Google warns government‑grade iPhone exploit kit spreads to hackers, 9to5Mac says

Google’s Threat Intelligence Group (TAG) detailed the inner workings of “Coruna,” an exploit kit that stitches together five full‑chain iOS vulnerabilities and a total of 23 CVE‑listed flaws to compromise devices running iOS 13 through iOS 17.2.1 — according to a post on the Google Cloud Blog cited by Wired. The attack begins with a malicious web page that runs hidden JavaScript to fingerprint the target’s model, iOS version and security settings. If the device is not protected by Apple’s Lockdown Mode or private‑browsing, the kit proceeds through a series of chained exploits that bypass the kernel, sandbox and code‑signing checks, ultimately installing a payload capable of exfiltrating data or loading additional modules. Google emphasizes that the chain is ineffective on the latest iOS releases, underscoring the importance of timely updates.

iVerify, a mobile‑security firm, corroborated Google’s findings in a parallel report, noting that Coruna’s code shares a “foundational” architecture with known U.S. government hacking tools. The firm described the kit as “the first observed mass exploitation of mobile phones, including iOS, by a criminal group using tools likely built by a nation‑state” — a claim echoed by Google’s TAG. iVerify’s reverse‑engineering suggests the kit leaked from its original government‑grade environment and has since been weaponised by Russian intelligence operatives and China‑based cybercriminals. The report links the leak to a broader trend where sophisticated spyware, once confined to targeting journalists and dissidents, has expanded to executives in tech, finance and political campaigns.

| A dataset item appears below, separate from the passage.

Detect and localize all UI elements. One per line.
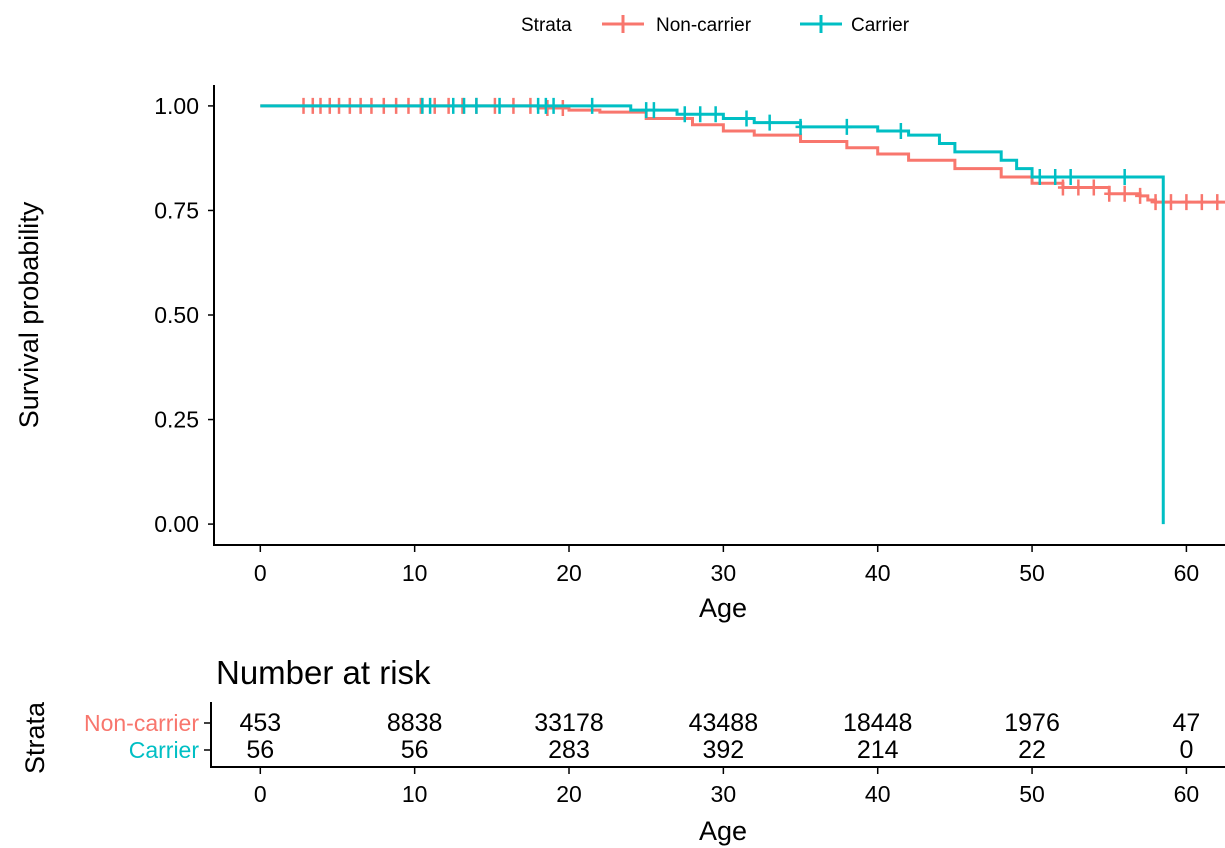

Both Google and iVerify say the delivery vector for Coruna is a classic “watering‑hole” attack. Compromised websites, often masquerading as cryptocurrency services, lure victims to malicious pages that host the exploit chain. Once a device is infected, the final payload appears financially motivated: modules are designed to scrape cryptocurrency wallet addresses, private keys and recovery phrases, enabling attackers to siphon digital assets. This aligns with earlier observations that iOS‑targeted spyware has increasingly pursued monetary gain alongside espionage, a shift noted in multiple reports over the past year.

The emergence of a government‑grade iPhone exploit in the hands of criminal actors raises immediate security concerns for Apple’s ecosystem. While Apple has historically patched zero‑day flaws quickly, the sheer number of vulnerabilities bundled in Coruna—spanning five iOS releases—means that devices left on older versions remain exposed for an extended window. Google’s TAG advises users to enable Lockdown Mode, keep iOS updated, and avoid private‑browsing bypasses that the kit checks for. iVerify adds that enterprises should monitor network traffic for the characteristic JavaScript fingerprinting patterns that precede the exploit chain.

Industry analysts are watching the fallout closely. If the leak proves widespread, it could pressure Apple to accelerate its update cadence and broaden its support for older hardware, a move that would echo past emergency patches prompted by high‑profile exploits. Meanwhile, the attribution to U.S. government tooling complicates diplomatic narratives, as the same code now fuels Russian and Chinese cyber‑crime campaigns. As Google and iVerify continue to share indicators of compromise, the broader security community is urged to treat Coruna as a reminder that even the most sophisticated, nation‑state‑grade tools can eventually trickle down to the open market, endangering millions of everyday iPhone users.